Last year, small-business owner Dan Marshall’s 18-year-old son hit his thumb while chopping wood – but argued that he shouldn’t go to the emergency room, because he didn’t want his family to be hit with a high insurance deductible.
“As a parent, I feel pretty terrible that kind of message has come through to my kids,” Marshall said. “That: no, you don’t go to the hospital even if you’ve grievously injured yourself … because you have to worry about money. … But after 22 years as a small-business owner, that’s what they’ve taken in.”
Small-business owners are one of several groups who could gain access to health insurance through a “MinnesotaCare public option” that would be created by HF11, sponsored by Rep. Jennifer Schultz (DFL-Duluth).
The House Health Policy and Finance Committee approved the bill, as amended, 11-8 Tuesday. It now goes to the House Commerce Finance and Policy Committee. There is no Senate companion.
“This is a small bill but it does big things,” Schultz said. “The goal is to increase health insurance coverage across the state and improve affordability by giving Minnesotans the option to choose comprehensive coverage.”
The bill would increase access to MinnesotaCare in three different waves, she explained.
First, in 2022, coverage would be extended to people within the current income limits — 200% of the federal poverty guidelines — but are not currently considered eligible: undocumented immigrants and people impacted by “the family glitch,” which excludes the cost of an entire family when determining the affordability of employer-subsidized coverage.
The next wave, in 2023, would open MinnesotaCare to families even if they exceeded the current income limits, and allow employers with 50 or fewer employees to contribute towards their MinnesotaCare premiums.
The bill would be “a true game changer for us and thousands of other small-business owners,” said Marshall, who owns Mischief Toy Store in St. Paul. “It would offer predictability.”
He was one of several testifiers — including other small business owners and farmers — who spoke about the difficulty, uncertainty, or financial impossibility of getting health insurance coverage, given the current options.
“This poverty level is about $25,000 for a single person and $52,000 for a family of four,” Schultz said. “And these premiums would be based on an income-based sliding fee scale.”
Currently, people may qualify for MinnesotaCare one year, but be forced to forgo insurance entirely the next if they go slightly over the current limits.
“It makes no sense for a person to have to choose between quality income and access to quality health insurance,” said Jack Ramsland, a farm worker and Land Stewardship Project member.
The last phase of the proposed legislation would consider ways to increase access further across the state, Schultz said.
“We really want to evaluate whether this expansion is a good idea, and if it’s effective, and look at other delivery options and payment methodologies,” Schultz said.

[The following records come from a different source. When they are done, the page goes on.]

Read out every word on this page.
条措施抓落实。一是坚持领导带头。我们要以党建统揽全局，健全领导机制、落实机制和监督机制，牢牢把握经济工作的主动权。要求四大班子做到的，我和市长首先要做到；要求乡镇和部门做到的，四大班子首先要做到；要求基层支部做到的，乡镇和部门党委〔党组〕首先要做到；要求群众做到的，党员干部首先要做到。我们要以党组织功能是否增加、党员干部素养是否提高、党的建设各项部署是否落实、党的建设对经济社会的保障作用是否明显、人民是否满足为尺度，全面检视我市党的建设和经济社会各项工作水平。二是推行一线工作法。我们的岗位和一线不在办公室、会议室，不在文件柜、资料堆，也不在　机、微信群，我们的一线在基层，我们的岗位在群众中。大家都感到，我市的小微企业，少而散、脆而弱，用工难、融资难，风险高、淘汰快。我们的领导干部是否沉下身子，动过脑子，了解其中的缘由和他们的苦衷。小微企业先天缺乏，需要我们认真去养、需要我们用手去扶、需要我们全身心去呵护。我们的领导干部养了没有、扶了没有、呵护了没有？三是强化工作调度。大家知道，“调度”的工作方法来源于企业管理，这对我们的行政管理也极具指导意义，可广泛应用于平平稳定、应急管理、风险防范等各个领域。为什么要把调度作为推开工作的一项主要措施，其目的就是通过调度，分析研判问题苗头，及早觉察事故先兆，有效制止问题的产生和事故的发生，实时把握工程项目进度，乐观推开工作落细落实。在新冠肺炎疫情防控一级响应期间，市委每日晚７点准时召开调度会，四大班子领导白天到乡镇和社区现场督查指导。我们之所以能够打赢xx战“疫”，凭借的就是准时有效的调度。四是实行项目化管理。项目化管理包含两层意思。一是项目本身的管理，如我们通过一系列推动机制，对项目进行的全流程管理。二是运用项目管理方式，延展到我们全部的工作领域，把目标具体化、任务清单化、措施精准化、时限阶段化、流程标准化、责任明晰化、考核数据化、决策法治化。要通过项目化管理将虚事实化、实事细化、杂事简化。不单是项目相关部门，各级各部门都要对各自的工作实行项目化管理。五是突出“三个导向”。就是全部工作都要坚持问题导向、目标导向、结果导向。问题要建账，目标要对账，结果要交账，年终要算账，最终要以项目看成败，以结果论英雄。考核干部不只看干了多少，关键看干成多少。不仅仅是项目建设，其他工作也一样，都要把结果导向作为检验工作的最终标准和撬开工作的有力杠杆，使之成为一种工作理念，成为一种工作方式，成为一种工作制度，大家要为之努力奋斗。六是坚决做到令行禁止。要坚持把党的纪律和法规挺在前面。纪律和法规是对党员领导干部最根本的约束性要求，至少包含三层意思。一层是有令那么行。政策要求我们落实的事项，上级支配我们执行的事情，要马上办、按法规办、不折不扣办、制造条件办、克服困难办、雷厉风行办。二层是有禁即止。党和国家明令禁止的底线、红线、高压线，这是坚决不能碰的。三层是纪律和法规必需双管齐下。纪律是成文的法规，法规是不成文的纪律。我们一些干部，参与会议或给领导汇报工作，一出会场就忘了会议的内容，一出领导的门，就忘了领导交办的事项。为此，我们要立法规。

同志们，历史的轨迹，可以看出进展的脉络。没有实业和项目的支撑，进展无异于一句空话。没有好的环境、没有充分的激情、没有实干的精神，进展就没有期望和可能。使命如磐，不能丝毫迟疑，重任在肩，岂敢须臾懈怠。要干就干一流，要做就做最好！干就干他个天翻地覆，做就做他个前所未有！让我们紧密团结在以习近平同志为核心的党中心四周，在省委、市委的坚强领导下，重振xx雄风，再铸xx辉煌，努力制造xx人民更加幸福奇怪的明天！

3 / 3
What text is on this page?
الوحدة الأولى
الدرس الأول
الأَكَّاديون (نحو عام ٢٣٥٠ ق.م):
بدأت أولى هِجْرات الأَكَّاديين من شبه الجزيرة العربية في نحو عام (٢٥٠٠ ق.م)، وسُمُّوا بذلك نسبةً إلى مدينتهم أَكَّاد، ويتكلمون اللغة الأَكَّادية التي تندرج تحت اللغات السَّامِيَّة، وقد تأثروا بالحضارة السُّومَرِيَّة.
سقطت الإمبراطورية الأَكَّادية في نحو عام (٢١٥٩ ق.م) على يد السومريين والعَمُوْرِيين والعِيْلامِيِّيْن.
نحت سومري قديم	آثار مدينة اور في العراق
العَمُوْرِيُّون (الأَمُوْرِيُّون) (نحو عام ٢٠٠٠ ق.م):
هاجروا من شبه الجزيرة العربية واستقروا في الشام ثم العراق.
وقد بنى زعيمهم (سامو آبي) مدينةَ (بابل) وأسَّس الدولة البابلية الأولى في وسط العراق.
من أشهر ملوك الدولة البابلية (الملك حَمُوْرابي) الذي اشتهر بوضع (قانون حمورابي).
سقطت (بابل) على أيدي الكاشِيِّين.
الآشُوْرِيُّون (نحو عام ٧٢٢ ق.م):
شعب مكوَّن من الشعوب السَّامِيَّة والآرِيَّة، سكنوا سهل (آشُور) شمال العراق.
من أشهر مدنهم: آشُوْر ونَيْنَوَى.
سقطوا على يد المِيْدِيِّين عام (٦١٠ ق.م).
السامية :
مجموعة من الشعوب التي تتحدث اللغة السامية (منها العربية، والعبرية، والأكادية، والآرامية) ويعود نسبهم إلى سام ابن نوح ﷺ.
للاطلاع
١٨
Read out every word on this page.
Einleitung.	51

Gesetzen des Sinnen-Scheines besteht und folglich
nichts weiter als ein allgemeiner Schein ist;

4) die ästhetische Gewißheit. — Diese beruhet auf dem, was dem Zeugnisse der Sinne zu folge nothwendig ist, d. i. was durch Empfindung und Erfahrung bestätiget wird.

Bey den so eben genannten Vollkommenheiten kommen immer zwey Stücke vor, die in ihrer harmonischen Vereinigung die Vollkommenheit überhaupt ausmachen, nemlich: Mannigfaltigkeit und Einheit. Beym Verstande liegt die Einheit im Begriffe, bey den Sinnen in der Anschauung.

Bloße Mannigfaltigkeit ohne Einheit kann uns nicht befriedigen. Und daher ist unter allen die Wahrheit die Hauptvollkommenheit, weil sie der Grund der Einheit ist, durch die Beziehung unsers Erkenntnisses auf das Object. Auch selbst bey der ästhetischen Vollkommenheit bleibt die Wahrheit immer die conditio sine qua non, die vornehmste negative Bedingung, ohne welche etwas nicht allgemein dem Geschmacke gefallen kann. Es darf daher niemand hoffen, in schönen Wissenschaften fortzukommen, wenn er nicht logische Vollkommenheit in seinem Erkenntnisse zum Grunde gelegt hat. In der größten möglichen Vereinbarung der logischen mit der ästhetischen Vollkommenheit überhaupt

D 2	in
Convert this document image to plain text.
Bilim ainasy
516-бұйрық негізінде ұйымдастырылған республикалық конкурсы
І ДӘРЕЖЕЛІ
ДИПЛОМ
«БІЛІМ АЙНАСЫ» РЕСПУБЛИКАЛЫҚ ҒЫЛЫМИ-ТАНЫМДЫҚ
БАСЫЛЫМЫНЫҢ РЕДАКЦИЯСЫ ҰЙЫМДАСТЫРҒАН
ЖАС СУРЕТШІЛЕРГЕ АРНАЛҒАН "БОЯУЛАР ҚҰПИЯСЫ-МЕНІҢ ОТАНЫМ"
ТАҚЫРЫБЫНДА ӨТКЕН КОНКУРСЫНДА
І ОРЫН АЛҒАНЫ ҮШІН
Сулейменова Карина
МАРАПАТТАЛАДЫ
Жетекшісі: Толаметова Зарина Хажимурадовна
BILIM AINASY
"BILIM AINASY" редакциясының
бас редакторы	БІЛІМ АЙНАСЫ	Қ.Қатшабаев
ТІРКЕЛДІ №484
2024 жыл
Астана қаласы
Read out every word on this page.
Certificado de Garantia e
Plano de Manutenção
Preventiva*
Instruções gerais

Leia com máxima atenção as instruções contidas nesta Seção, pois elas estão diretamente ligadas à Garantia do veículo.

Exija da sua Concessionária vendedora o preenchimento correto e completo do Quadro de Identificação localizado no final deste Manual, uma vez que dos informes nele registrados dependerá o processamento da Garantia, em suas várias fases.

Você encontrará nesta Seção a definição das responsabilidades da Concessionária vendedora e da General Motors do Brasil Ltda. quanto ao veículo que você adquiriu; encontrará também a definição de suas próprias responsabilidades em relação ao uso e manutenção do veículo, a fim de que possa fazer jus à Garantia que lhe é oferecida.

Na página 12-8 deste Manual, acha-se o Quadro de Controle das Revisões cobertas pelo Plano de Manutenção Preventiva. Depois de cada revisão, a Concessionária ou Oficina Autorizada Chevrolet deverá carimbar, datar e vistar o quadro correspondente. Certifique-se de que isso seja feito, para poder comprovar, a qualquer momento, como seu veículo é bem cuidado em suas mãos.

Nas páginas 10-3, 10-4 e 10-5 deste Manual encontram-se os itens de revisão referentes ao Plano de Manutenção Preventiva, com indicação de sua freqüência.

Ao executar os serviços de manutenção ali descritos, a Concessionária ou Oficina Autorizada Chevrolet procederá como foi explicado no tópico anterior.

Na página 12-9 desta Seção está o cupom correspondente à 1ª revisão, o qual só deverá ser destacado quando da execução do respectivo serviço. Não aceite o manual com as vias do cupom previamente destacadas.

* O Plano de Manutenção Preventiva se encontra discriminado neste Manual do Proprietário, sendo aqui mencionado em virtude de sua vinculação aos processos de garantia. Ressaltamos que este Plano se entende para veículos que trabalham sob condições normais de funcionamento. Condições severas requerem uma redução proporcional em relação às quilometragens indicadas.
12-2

The idea is to improve hospitals’ ability to negotiate by increasing competition in the marketplace; decrease out-of-pocket spending for individuals and families; decrease the number of people who are uninsured; and reduce the cost of uncompensated care “passed on to all of us through higher premiums,” Schultz said.
Testifiers — representing the Minnesota Council of Health Plans, The Minnesota Business Partnership, and the Minnesota Chamber of Commerce — expressed support for MinnesotaCare as it currently stands, but stated this sort of expansion could have a negative impact on other segments of the health insurance market.
Their concerns included increased premiums for people who do get insurance through their employers and unsustainably low reimbursement rates for health care providers that could force much-needed resources to close, especially in rural areas.
Rep. Joe Schomacker (R-Luverne) offered, and then withdrew, two amendments he said he intends to work on further with Schultz and in future committee stops.
The first would require people to enroll in MinnesotaCare during the regular enrollment period, while the second would allow managed care providers to opt out of serving people so they wouldn’t be stuck with lower reimbursement rates.
An amendment offered by Rep. Glenn Gruenhagen (R-Glencoe) was voted down 11-8, but proposed a completely different approach to helping families with high costs: reference-based pricing that would shift responsibility for negotiating with medical providers to the consumer.